In the beginning, Tamara Williams Van Horn loved her time at the University of Colorado. She was recruited from Ohio to enter the sociology program; CU flew her out and introduced her to faculty members. A “we interview you, but you interview us” scenario in which the goal was to sell Williams Van Horn on a program and a school that had expressed interest in increasing diversity. The department never made any bones about its abundant whiteness, Williams Van Horn says, but the tour concluded with “an extra little supplementary piece just for me showing me the four black people that were on campus.”
Since it was founded 60 years ago, the CU sociology department has graduated only five black doctoral students. Many more students of color, like Williams Van Horn, dropped out or transferred before completing their degree, citing racial discrimination within the department and across the university as a whole as the main reason. Those who claim to have experienced this discrimination say it took many forms such as reduced departmental support, increased teaching workloads, unwilling advisers and derogatory comments. And despite student surveys that appear to confirm these concerns, as well as others such as gender discrimination and sexual harassment, those within (and recently exiled from) the program say a lack of leadership within the department is the main reason the cracks within the system continue to widen.

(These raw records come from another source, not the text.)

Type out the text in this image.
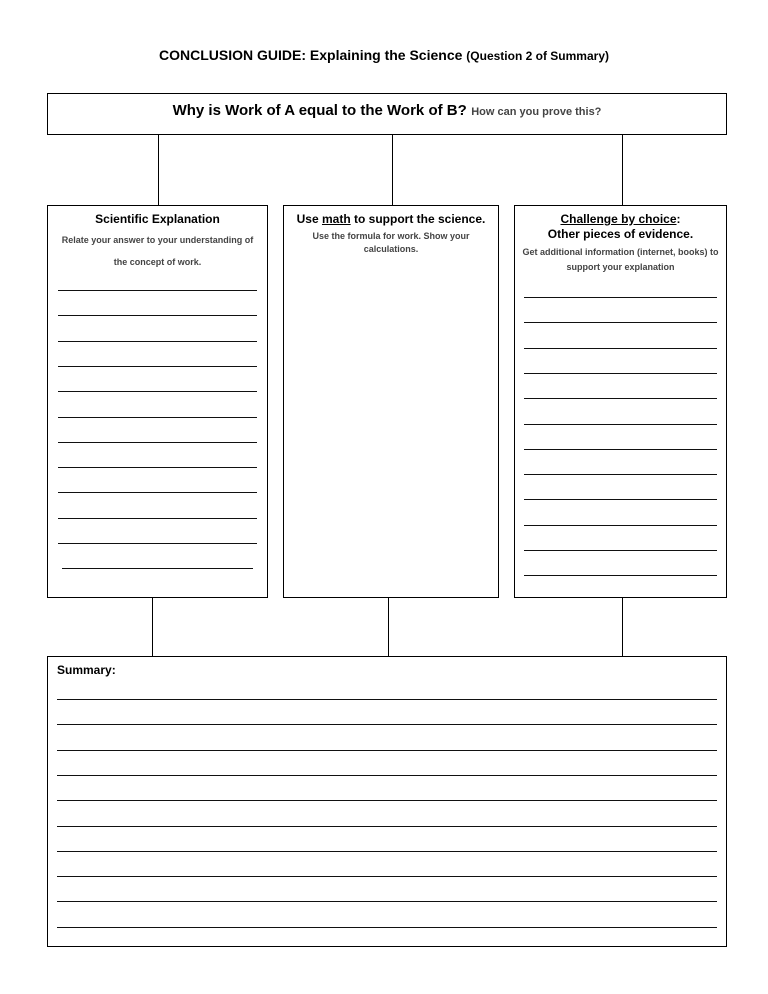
CONCLUSION GUIDE: Explaining the Science (Question 2 of Summary)
Why is Work of A equal to the Work of B? How can you prove this?
Scientific Explanation
Relate your answer to your understanding of the concept of work.
Use math to support the science.
Use the formula for work. Show your calculations.
Challenge by choice:
Other pieces of evidence.
Get additional information (internet, books) to support your explanation
Summary:
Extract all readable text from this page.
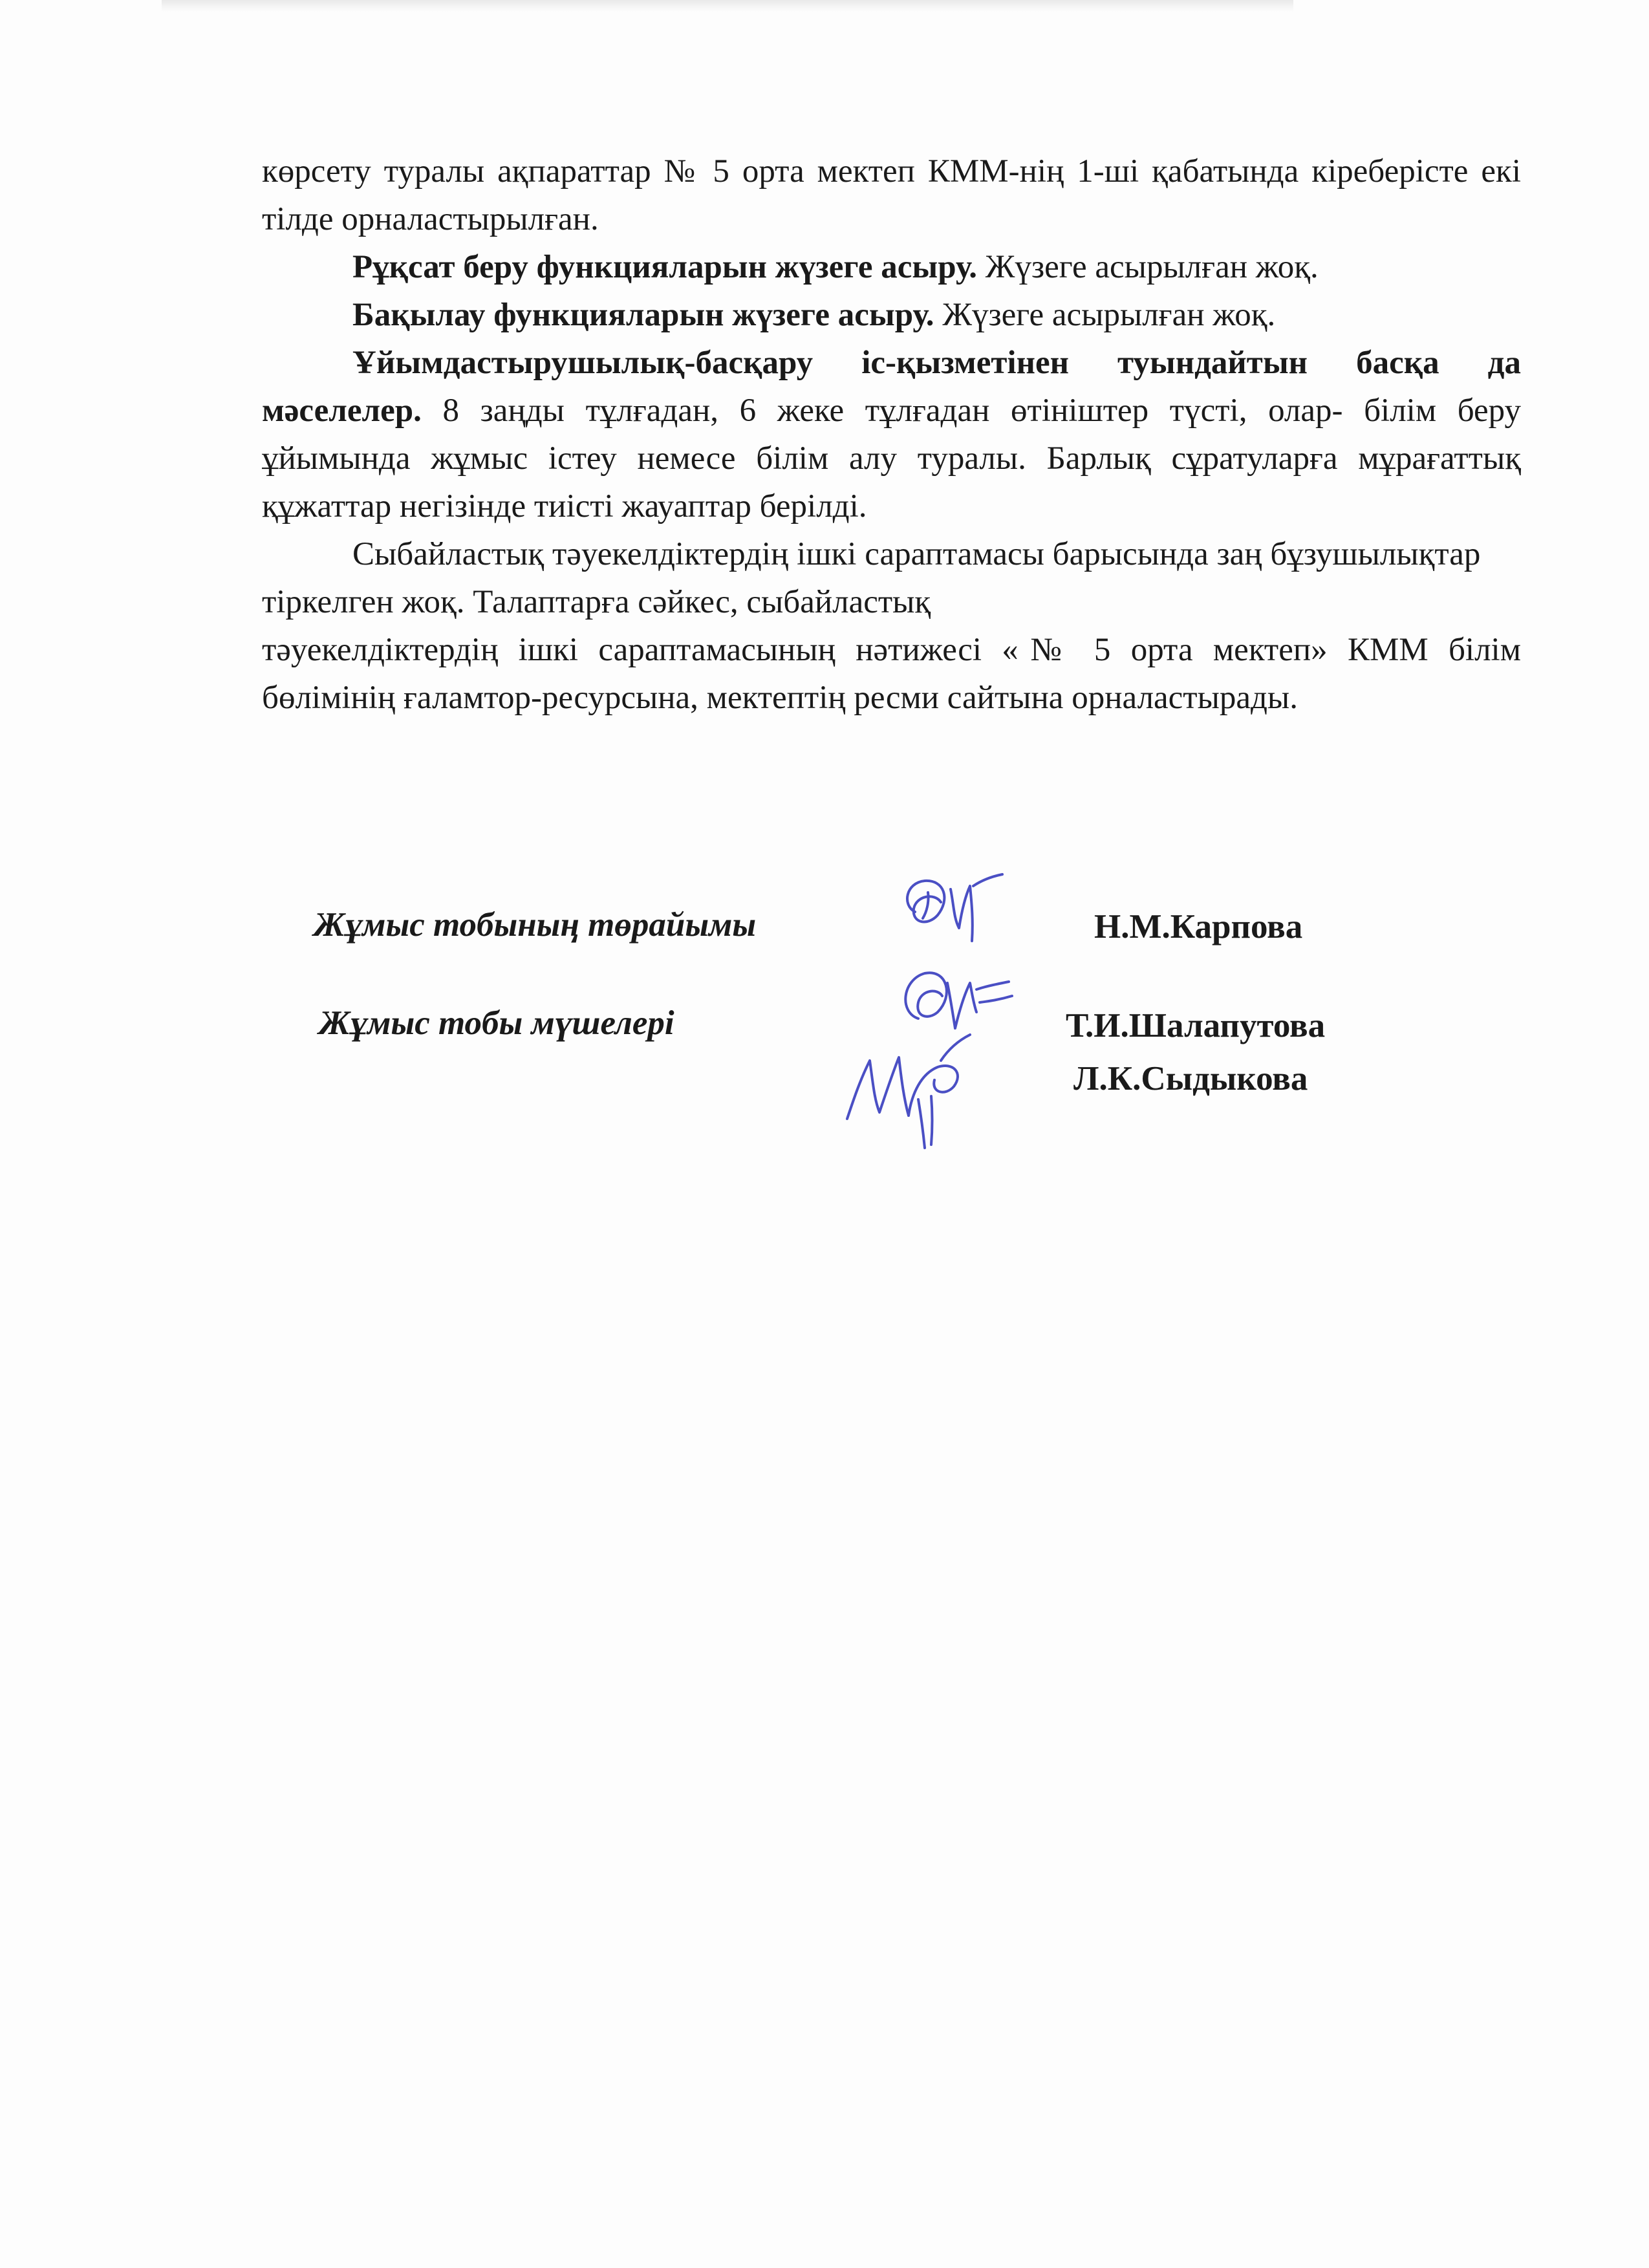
көрсету туралы ақпараттар № 5 орта мектеп КММ-нің 1-ші қабатында кіреберісте екі тілде орналастырылған.

Рұқсат беру функцияларын жүзеге асыру. Жүзеге асырылған жоқ.

Бақылау функцияларын жүзеге асыру. Жүзеге асырылған жоқ.

Ұйымдастырушылық-басқару іс-қызметінен туындайтын басқа да мәселелер. 8 заңды тұлғадан, 6 жеке тұлғадан өтініштер түсті, олар- білім беру ұйымында жұмыс істеу немесе білім алу туралы. Барлық сұратуларға мұрағаттық құжаттар негізінде тиісті жауаптар берілді.

Сыбайластық тәуекелдіктердің ішкі сараптамасы барысында заң бұзушылықтар тіркелген жоқ. Талаптарға сәйкес, сыбайластық

тәуекелдіктердің ішкі сараптамасының нәтижесі «№ 5 орта мектеп» КММ білім бөлімінің ғаламтор-ресурсына, мектептің ресми сайтына орналастырады.

Жұмыс тобының төрайымы	Н.М.Карпова
Жұмыс тобы мүшелері	Т.И.Шалапутова
Л.К.Сыдыкова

The department’s alleged failures on discrimination may be a symptom of university-wide directives that include a push by its leaders to bring the university in line with their more conservative perspectives. In recent years, CU has pushed to bring in conservative speakers, advertised the school in conservative publications, and now hosts a conservative thought scholar. According to critics, the casualties of this ideological war on campus culture may be that legitimate claims of discrimination are being viewed as nothing more than a tactic of the “identity politics” of progressives.